Shigellosis


– Shigellosis is a highly contagious bacterial infection resulting in bloody diarrhoea. There are 4 serogroups of shigella: S. dysenteriaeS. sonneiS. flexneriS. boydii.
– S. dysenteriae type 1 (Sd1) is the only strain that causes large scale outbreaks. It has the highest case fatality rate (up to 10%). 
– Patients at risk of death are children under 5 years, malnourished patients, children after measles, adults over 50 years.

Clinical features

– Diarrhoea with bright red blood visible in stool1 , with or without fever 
– Abdominal and rectal pain frequent
– Signs of serious illness: fever above 39 °C; severe dehydration; seizures, altered mental status
– Complications (more frequent with Sd1): febrile seizures (5 to 30% of children), rectal prolapse (3%), septicaemia, intestinal obstruction or perforation, moderate to severe haemolytic uraemic syndrome

Laboratory

Shigellosis in an epidemic context:
– Confirm the causal agent (stool culture) and perform antibiotic sensitivity tests.
– Perform monthly culture and sensitivity tests (antibiotic resistance can develop rapidly, sometimes during the course of an outbreak).

Treatment

– Patients with signs of serious illness or with life-threatening risk factors must be admitted as inpatients.
– Treat patients with neither signs of serious illness nor risk factors as outpatients.
– Antibiotherapy:

First-line treatment

ciprofloxacin PO for 3 days
Children: 15 mg/kg 2 times daily (max. 1 g daily)
Adults: 500 mg 2 times daily

• if the strain is sensitive
• if there is no antibiotic sensitivity test
• if oral administration is possible

ceftriaxone IM for 3 days
Children: 50 to 100 mg/kg once daily (max. 1 g daily)
Adults: 1 to 2 g once daily

• in patients with severe infection and/or oral administration is not possible
• in pregnant women2

If resistance or contra-indication to ciprofloxacin or if no improvement within 48 hours of starting first-line treatment:
azithromycin PO for 5 days
Children: one dose of 12 mg/kg on D1 then 6 mg/kg once daily from D2 to D5
Adults: one dose of 500 mg on D1 then 250 mg once daily from D2 to D5
or
cefixime PO for 5 days
Children: 8 mg/kg once daily (max. 400 mg daily)
Adults: 400 mg once daily
If there is no improvement 48 hours after starting second-line treatment, treat for amoebiasis.1,2

– For pain and/or fever:
paracetamol PO (see Pain, Chapter 1).

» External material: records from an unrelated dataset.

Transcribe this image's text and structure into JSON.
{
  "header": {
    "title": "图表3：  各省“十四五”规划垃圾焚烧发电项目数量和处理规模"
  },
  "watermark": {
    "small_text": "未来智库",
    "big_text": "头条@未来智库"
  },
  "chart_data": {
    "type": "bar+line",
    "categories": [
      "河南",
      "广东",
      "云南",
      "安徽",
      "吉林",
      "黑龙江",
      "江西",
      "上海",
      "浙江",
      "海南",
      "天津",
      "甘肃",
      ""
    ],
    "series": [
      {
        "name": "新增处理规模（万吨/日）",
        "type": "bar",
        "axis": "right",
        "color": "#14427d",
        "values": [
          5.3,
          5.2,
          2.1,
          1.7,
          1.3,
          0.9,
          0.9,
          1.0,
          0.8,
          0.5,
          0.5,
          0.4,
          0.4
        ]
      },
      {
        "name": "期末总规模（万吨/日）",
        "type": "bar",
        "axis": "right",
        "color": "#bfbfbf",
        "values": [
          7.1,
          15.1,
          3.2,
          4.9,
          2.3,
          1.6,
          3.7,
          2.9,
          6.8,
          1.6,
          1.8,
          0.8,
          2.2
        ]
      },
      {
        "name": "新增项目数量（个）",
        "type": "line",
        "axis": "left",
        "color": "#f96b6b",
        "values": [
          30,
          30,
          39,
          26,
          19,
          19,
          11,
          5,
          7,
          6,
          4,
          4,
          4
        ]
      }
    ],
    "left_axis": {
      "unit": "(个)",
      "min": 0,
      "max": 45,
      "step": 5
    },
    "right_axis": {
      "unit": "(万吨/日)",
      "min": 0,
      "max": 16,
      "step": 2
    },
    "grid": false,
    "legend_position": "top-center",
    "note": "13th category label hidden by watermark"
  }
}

All opioid analgesics are contra-indicated as they slow peristalsis.

– Supportive therapy:
• nutrition: nutritional supplement with frequent meals 
+ 2500 kcal daily during hospitalisation 
+ 1000 kcal daily as outpatients 
• rehydration: systematic administration of ORS according to WHO protocols (Appendix 2).
• zinc supplement in children under 5 years (see Acute diarrhoea).

– Never give loperamide or any other antidiarrhoeal.

– Management of complications: rectal prolapse reduction, septicaemia (see Septic shock, Chapter 1), etc.

Shigellosis in an epidemic context 

– Isolation of hospitalised patients; school exclusion of children treated as outpatients.
– Hygiene (handwashing, hygienic preparation and storage of food, home hygiene, etc.).
– Management if signs worsen or bloody diarrhoea in entourage (seek medical attention).



Footnotes
Ref Notes
1 This definition excludes: blood detected on microscope examination; stool containing digested blood (melaena); streaks of blood on the surface of normal stool (haemorrhoids, anal or rectal lesion, etc.).
2 Ciprofloxacin should be avoided in pregnant women. Nevertheless, if ceftriaxone is not available, the other antibiotics can be used, including ciprofloxacin if necessary.


References

  1. Karen L. Kotloff et al. Seminar: Shigellosis. The Lancet, Volume 391, ISSUE 10122, P801-812, February 24, 2018.

  2. Word Health Organization. Pocket book for hospital care in children: guidelines for the management of common childhood illnesses, 2013.